Shock value is an art form that enables your video to get a message across in an emphatic way, and like all art forms, it should be tastefully executed. Here are 3 ways you can use it in your video without going overboard:
- Turn shock into positivity
Shock value is used to invoke a negative emotion, whether this is fear, anger, or disgust. However, you can turn the tables on what is typically expected by delivering an ultimately positive payoff. For instance, many commercials that address the bad effects of cigarettes use this tactic by showing disturbing images of all the health consequences that can arise from smoking; yet in the end, the video will offer a number or email that can help people overcome that addiction, or a pithy catchphrase full of hope. This “opposite effect” method has two distinct advantages:
- your audience will remember your video because, thanks to the shocking images, it stands out, and
- your video provides them with a positive emotional release in the end, leading to an overall satisfactory experience.
- Master the “what is that?” factor
Some videos use shock value to spark not one, but a series of emotions, such as:
- confusion, or
For instance, the viral video “Dancing Baby” took the Internet by storm because it presented an image that was at first confusing and then amusing; people continued to click because they wondered, “What in the world is that baby doing?” The same principle can be applied to the dance video “Little Superstar.” People debated for ages about whether or not the image they saw was a child (“is that a kid actually smoking a cigarette?”), an adult, or an animated figure.
It ended up being an adult with dwarfism, but at that point, the Superstar had impressed so many people that solving the “mystery” of his identity no longer mattered. “What is that?” turned into “Look at that!” Using shock value to ultimately get your audience to accept and enjoy what they are seeing is one of the most powerful ways to make a lasting impression.
- Don’t just go for shock; go for unusual
Shock value is not just about—well, being shocking. It’s about creating a sense of the unexpected. Many wonder why musicians like Lady Gaga continue to “shock” viewers with their disturbing lyrics and scandalous videos, when “shock value” has been employed by musicians since the days of Elvis and Manson. It might simply have a lot to do with the fact that these “shocking” artists of today are women.

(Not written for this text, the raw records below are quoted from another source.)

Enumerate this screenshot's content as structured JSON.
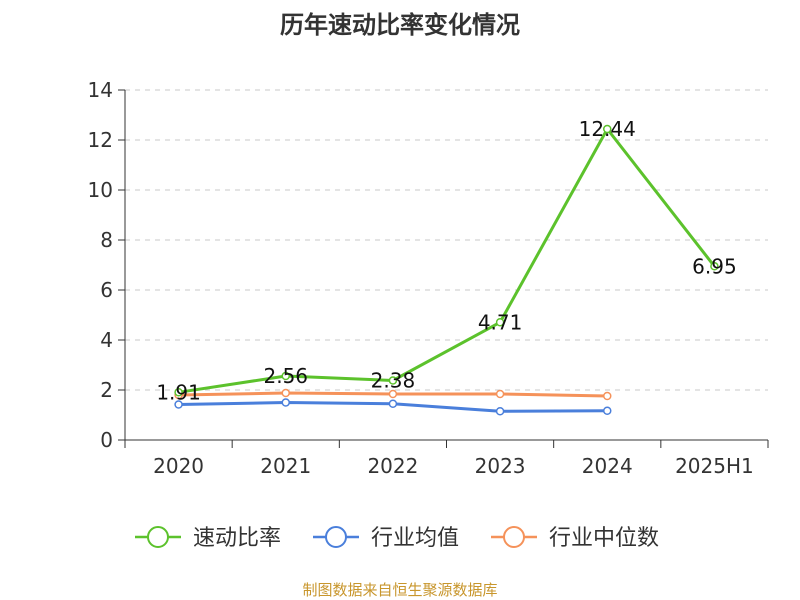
{
  "chart_data": {
    "type": "line",
    "title": "历年速动比率变化情况",
    "categories": [
      "2020",
      "2021",
      "2022",
      "2023",
      "2024",
      "2025H1"
    ],
    "ylim": [
      0,
      14
    ],
    "yticks": [
      0,
      2,
      4,
      6,
      8,
      10,
      12,
      14
    ],
    "grid": true,
    "legend_position": "bottom",
    "series": [
      {
        "name": "速动比率",
        "color": "#5cc22c",
        "values": [
          1.91,
          2.56,
          2.38,
          4.71,
          12.44,
          6.95
        ],
        "labels": [
          "1.91",
          "2.56",
          "2.38",
          "4.71",
          "12.44",
          "6.95"
        ],
        "show_labels": true
      },
      {
        "name": "行业均值",
        "color": "#4a7fdb",
        "values": [
          1.42,
          1.5,
          1.45,
          1.15,
          1.17,
          null
        ],
        "show_labels": false
      },
      {
        "name": "行业中位数",
        "color": "#f5925a",
        "values": [
          1.8,
          1.88,
          1.84,
          1.84,
          1.76,
          null
        ],
        "show_labels": false
      }
    ]
  },
  "source": {
    "text": "制图数据来自恒生聚源数据库",
    "color": "#c8962c"
  }
}
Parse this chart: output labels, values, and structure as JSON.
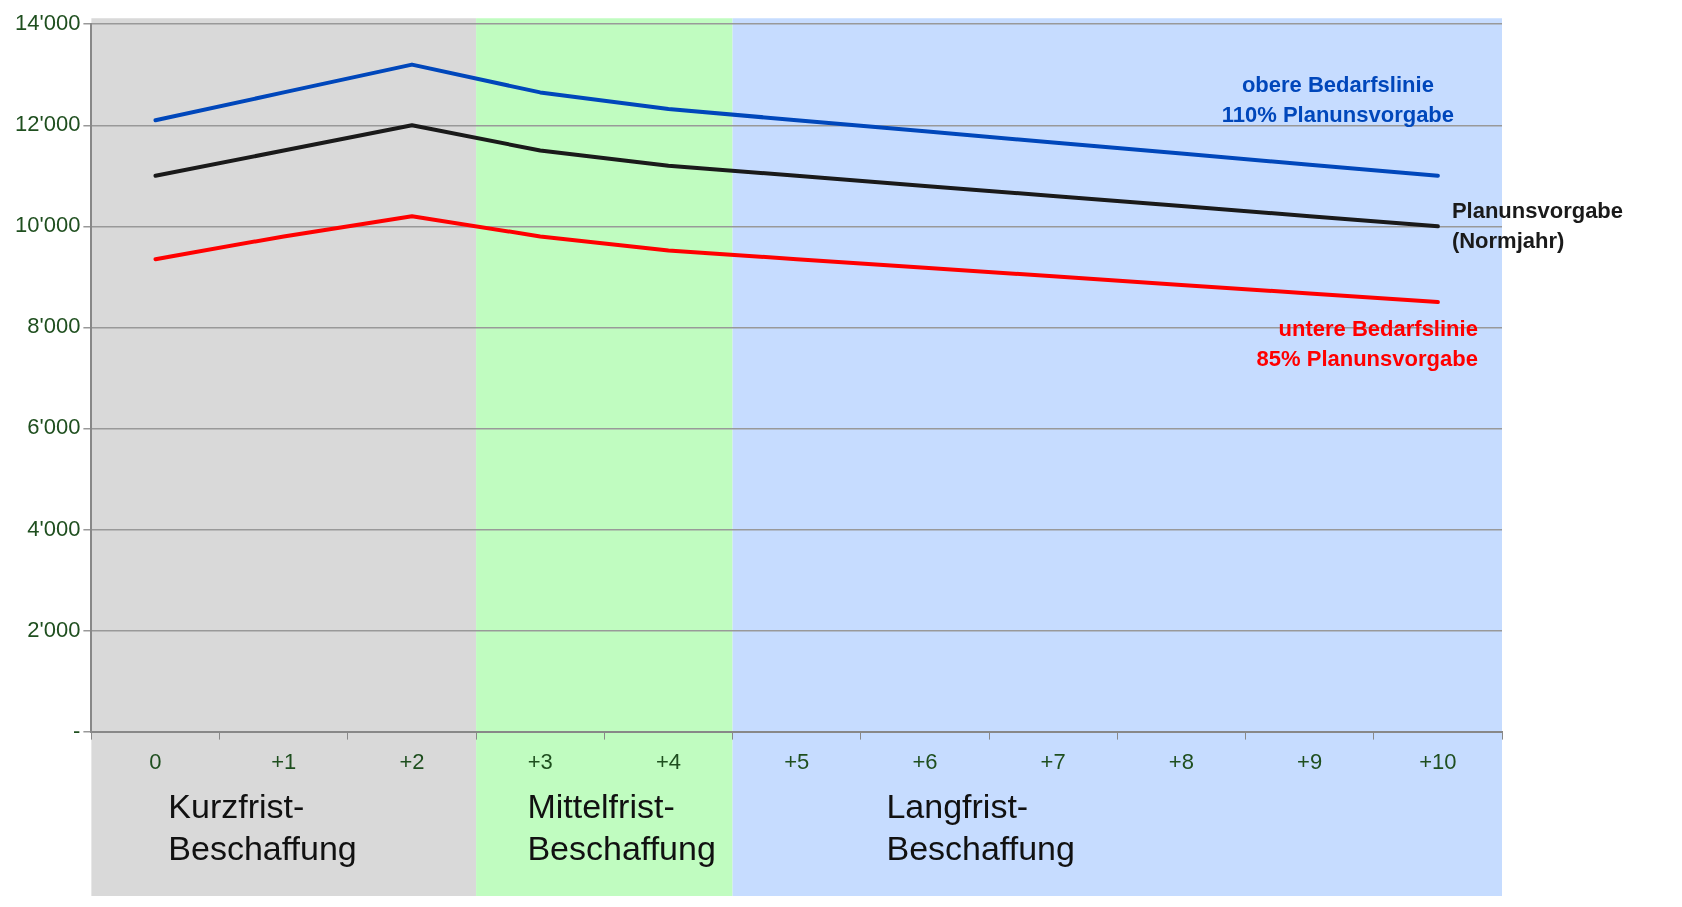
{
  "chart_data": {
    "type": "line",
    "categories": [
      "0",
      "+1",
      "+2",
      "+3",
      "+4",
      "+5",
      "+6",
      "+7",
      "+8",
      "+9",
      "+10"
    ],
    "series": [
      {
        "name": "obere Bedarfslinie\n110% Planunsvorgabe",
        "color": "#0047bb",
        "values": [
          12100,
          12650,
          13200,
          12650,
          12320,
          12100,
          11880,
          11660,
          11440,
          11220,
          11000
        ]
      },
      {
        "name": "Planunsvorgabe\n(Normjahr)",
        "color": "#1a1a1a",
        "values": [
          11000,
          11500,
          12000,
          11500,
          11200,
          11000,
          10800,
          10600,
          10400,
          10200,
          10000
        ]
      },
      {
        "name": "untere Bedarfslinie\n85% Planunsvorgabe",
        "color": "#ff0000",
        "values": [
          9350,
          9800,
          10200,
          9800,
          9520,
          9350,
          9180,
          9010,
          8840,
          8670,
          8500
        ]
      }
    ],
    "ylim": [
      0,
      14000
    ],
    "yticks": [
      {
        "value": 0,
        "label": "-"
      },
      {
        "value": 2000,
        "label": "2'000"
      },
      {
        "value": 4000,
        "label": "4'000"
      },
      {
        "value": 6000,
        "label": "6'000"
      },
      {
        "value": 8000,
        "label": "8'000"
      },
      {
        "value": 10000,
        "label": "10'000"
      },
      {
        "value": 12000,
        "label": "12'000"
      },
      {
        "value": 14000,
        "label": "14'000"
      }
    ],
    "bands": [
      {
        "axis": "x",
        "from": "0",
        "to": "+2",
        "label": "Kurzfrist-\nBeschaffung",
        "color": "#d9d9d9"
      },
      {
        "axis": "x",
        "from": "+3",
        "to": "+4",
        "label": "Mittelfrist-\nBeschaffung",
        "color": "#c0fcc0"
      },
      {
        "axis": "x",
        "from": "+5",
        "to": "+10",
        "label": "Langfrist-\nBeschaffung",
        "color": "#c6dcff"
      }
    ],
    "grid": "y",
    "legend": false,
    "marker": "none",
    "line_style": "solid"
  }
}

As women have gained significant positions in the spotlight over the last few decades, they have started to act and say things that were typically associated with males in the past. The pairing of the unusual (a young, pretty woman belting out lyrics about poisonous relationships and twitching her way out of a coffin, as happens in “Bad Romance’) with shocking visuals makes an impression and gets people talking—even today, in a culture where many people are not easily taken by surprise.